一昨日の晩、すし政の帰りに、気になる店を見つけたのだ。さすがに寿司屋のはしごはきつかったので、翌日にしようと思ったのだが、昨日は行けなかった。今日こそ、まさにリベンジの日なのだ。ひとり、飲み屋街から外れて、目的の寿司屋に向かう。あれ?店は開いているが、入口の電気が消えている。店に入ると、店主が困ったような顔で言った。

「すいません、今日はもう閉めちゃったんです。」

まだ午後9時過ぎだ。仕方ない、二次会に会場に向かう。北海道の仲間が集まっている。遅れて参加した私は、真椎さんの隣に座った。腹が減るっていることを伝えると、真椎さんが言った。

「近くの空海ってラーメン屋、なまら美味いよ。塩ラーメン。」

やはり!私もその店は気になっていた。美味いオーラがプンプン漂う店だ。そうか、ならば食べに行かねば。

ラーメン空海

二次会が終わり、ひとりラーメン屋に向かうと、知人ら3人のグループが同じタイミングで店に入っていった。後をつけるように私も店に入り、彼らが座るテーブルの隣のカウンター席に一人座った。

メニューは四択だ。空海ラーメン、地獄ラーメン、夜鳴きラーメン、海老だしラーメン。あれ?塩ラーメンがない。店員に尋ねる。

「塩ラーメンはありますか?」
「うちは醤油だけですね。」

真椎さん、どういうこと?三人は空海ラーメンと地獄ラーメン、海老だしラーメンを注文する。ちなみに夜鳴きラーメンは?と店員に尋ねる。

「空海ラーメンからチャーシューと煮卵を取って、ネギと梅干し、ノリととろろ昆布をのせたものです。」

意味がわからん。悩んでいるうちに、三人のラーメンが来た。空海ラーメンの感想を聞く。

「いまいち。」

地獄ラーメンの感想を聞く。

「辛い。」

海老だしラーメンの感想を聞く。

「よくわからない。
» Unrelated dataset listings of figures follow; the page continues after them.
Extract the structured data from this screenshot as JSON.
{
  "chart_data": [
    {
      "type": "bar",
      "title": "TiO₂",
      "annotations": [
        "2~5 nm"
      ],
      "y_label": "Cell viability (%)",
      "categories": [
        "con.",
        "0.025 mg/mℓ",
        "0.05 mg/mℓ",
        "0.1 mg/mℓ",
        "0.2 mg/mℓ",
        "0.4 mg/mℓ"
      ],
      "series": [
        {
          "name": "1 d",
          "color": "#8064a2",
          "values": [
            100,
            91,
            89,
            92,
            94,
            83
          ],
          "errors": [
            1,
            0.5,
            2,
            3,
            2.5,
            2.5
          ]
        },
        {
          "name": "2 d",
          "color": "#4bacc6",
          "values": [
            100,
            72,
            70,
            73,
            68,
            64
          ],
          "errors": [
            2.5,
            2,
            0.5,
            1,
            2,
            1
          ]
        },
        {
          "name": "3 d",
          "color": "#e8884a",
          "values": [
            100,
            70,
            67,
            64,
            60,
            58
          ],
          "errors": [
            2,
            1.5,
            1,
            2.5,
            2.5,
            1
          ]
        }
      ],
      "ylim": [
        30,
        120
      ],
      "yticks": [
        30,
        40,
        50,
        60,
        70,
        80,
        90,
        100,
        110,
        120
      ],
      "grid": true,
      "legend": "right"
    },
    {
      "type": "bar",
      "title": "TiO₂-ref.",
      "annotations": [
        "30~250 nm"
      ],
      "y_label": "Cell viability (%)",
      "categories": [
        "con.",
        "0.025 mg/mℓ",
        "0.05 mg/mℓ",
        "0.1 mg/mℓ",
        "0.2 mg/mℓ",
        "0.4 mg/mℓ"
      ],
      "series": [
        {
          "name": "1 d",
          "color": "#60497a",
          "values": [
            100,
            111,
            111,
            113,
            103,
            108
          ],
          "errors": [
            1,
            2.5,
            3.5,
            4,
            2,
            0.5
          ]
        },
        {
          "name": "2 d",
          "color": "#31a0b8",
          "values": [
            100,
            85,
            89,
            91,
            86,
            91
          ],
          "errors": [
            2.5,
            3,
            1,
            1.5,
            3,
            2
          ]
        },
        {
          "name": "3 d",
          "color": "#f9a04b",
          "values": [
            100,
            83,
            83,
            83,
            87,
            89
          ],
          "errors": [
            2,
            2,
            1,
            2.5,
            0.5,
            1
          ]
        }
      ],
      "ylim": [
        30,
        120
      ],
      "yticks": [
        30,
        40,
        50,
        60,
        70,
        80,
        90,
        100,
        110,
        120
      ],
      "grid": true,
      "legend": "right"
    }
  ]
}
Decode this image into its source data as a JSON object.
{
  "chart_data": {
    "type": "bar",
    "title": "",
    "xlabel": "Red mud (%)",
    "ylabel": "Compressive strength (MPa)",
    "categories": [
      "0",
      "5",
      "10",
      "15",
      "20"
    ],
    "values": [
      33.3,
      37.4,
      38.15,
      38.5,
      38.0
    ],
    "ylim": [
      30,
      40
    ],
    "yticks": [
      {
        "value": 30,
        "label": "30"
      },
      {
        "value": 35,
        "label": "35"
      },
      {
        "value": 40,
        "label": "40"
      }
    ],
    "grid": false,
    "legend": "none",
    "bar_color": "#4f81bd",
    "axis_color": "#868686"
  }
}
」

消去法で夜鳴きラーメンと餃子、麦焼酎炭酸割りを頼んだ。

店内には製法が解説してある。生マグロに生サンマに鰹節。味が想像つかんな。

先に出てきたのは餃子だ。ま、いいか。腹も減ってるし。タレにつけて、一口食べる。美味い!薄い皮がパリパリで、中身の肉がジューシー。酒に合う。日本の餃子はこうでなければならない。

夜鳴きラーメン

なんじゃこりゃ?とりあえず、スープを飲む。醤油ラーメンということだが、塩っぽい。あっさりだけどコクがある。次は麺だ。縮れ麺にスープがよく絡む。煮卵もチャーシューもないが、これが正解?塩ラーメンと勘違いするのもわかる。隣の客も塩っぽいと言っている。

美味い。なまら美味い。

具は海苔とネギととろろ昆布に梅干しだけだ。酔っ払い専用なのだろうか。

「ブホッ!」

隣は地獄ラーメンでむせている。相当辛いらしい。頼まなくて正解だが、食べたい気持ちもある。

期待していなかっただけに、このうまさに感動だ。麺と一緒に食べる、シャキシャキする生玉ねぎのあっさりした辛みがいい感じだ。食べ進むうちに麺が無くなった。大量の野菜がまだスープの中に残っている。ヘルシーなのか?だが、これも美味い。やがて野菜も食べ終わると、スープを飲み干して完食だ。

当たりだ。

隣は地獄ラーメンにまだ手こずっている。5upごとに百円だ。どんだけ辛いんだ。頼まなくてよかった気もする。とにかく、私の腹は満たされた。満足じゃ。ホテルに帰って寝よう。疲れた。

しかし、世の中、そんなに甘くない。帰りに吉良に捕まって店に連行され、寝たのは1時過ぎだった。